The former first lady, who plans to bow out of the race and endorse Obama on Saturday, told donors she will raise money for Obama's campaign, both to help the Democratic Party's cash position and to expand the Illinois senator's prodigious fundraising base. Her advisers estimate the former first lady could bring in $50 million to $100 million for the general election campaign — and much more if she were named Obama's running mate.
The advisers spoke on condition of anonymity because they were not authorized to discuss the matter publicly.
Clinton hosted a conference call Thursday with her national finance committee, urging them to shift gears and begin raising money for Obama and for the Democratic National Committee, which will be coordinating fundraising efforts with the Obama campaign.
There are more than 1.5 million individual donors to the Obama campaign. It would not take much on a per-contributor basis -- less than $20, certainly -- for Obama supporters to help Sen. Clinton make things right with her campaign's vendors, and if asked I would certainly contribute to such an effort.

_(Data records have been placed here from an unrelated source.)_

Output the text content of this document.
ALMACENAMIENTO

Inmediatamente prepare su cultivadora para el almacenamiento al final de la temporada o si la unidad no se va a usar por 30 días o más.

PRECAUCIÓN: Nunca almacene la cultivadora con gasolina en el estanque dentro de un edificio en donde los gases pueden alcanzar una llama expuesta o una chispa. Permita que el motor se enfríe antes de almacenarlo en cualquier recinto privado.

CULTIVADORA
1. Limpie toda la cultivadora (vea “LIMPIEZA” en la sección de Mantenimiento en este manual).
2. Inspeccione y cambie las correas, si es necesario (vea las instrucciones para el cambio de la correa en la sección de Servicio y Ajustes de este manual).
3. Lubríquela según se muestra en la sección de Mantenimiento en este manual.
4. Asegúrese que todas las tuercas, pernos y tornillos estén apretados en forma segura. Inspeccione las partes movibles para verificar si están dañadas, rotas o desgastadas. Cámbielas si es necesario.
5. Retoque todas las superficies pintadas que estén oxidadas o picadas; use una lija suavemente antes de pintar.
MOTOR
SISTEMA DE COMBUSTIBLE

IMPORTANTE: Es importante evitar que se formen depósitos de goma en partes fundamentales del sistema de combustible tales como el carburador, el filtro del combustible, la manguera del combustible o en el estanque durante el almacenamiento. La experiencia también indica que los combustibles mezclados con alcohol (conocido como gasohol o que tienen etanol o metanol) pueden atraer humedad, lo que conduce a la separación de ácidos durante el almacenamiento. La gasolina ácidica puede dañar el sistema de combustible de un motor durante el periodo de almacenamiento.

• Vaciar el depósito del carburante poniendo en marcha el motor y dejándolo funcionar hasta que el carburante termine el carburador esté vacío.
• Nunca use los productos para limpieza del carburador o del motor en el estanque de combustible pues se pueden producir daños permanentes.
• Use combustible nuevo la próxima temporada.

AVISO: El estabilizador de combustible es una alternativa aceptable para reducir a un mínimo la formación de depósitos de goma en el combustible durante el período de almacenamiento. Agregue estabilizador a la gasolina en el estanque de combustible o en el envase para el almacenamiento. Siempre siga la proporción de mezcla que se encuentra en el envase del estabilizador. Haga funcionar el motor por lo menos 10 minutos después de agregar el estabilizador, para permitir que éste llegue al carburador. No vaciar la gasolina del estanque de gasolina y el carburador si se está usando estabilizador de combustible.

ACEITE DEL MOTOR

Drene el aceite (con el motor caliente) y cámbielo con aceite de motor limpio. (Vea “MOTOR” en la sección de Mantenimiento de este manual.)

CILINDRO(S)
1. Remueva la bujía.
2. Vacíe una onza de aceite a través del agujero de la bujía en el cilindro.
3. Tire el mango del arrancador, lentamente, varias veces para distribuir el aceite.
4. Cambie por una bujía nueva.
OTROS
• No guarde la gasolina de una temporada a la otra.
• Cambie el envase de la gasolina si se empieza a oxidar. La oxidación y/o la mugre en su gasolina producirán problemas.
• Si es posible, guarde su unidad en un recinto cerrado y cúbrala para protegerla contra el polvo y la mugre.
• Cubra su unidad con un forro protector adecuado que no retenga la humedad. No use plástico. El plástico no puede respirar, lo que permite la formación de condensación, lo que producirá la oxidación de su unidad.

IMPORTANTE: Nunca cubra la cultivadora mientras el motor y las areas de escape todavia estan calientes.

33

In other campaign finance news today, I will commend to you Bob Bauer's remarks yesterday to an American Constitution Society gathering in Philadelphia yesterday. He calls for a more modest conception of what campaign finance laws can accomplish, and it's well worth the five minutes it will take to read his remarks:
Money will continue to play a role in politics. If we imagine otherwise, then the FEC will be a grave disappointment, since it will be easy to assume — and wrongly assumed — that money would not figure so prominently if the government were doing its job.
The campaign finance laws have their part to play in establishing equitable rules for participation in the political process. The determination of what that part should be—the goals we establish for the design of those laws — will and should shape our view of what constitutes meaningful enforcement.
And finally, I will note that we're just a Monday or two away from learning of the Supreme Court's resolution of Davis v. FEC, which will determine what, if anything, Congress can do constitutionally to level the playing field on behalf of candidates running against self-funding millionaires in federal elections. When that decision comes down, we will have much to say.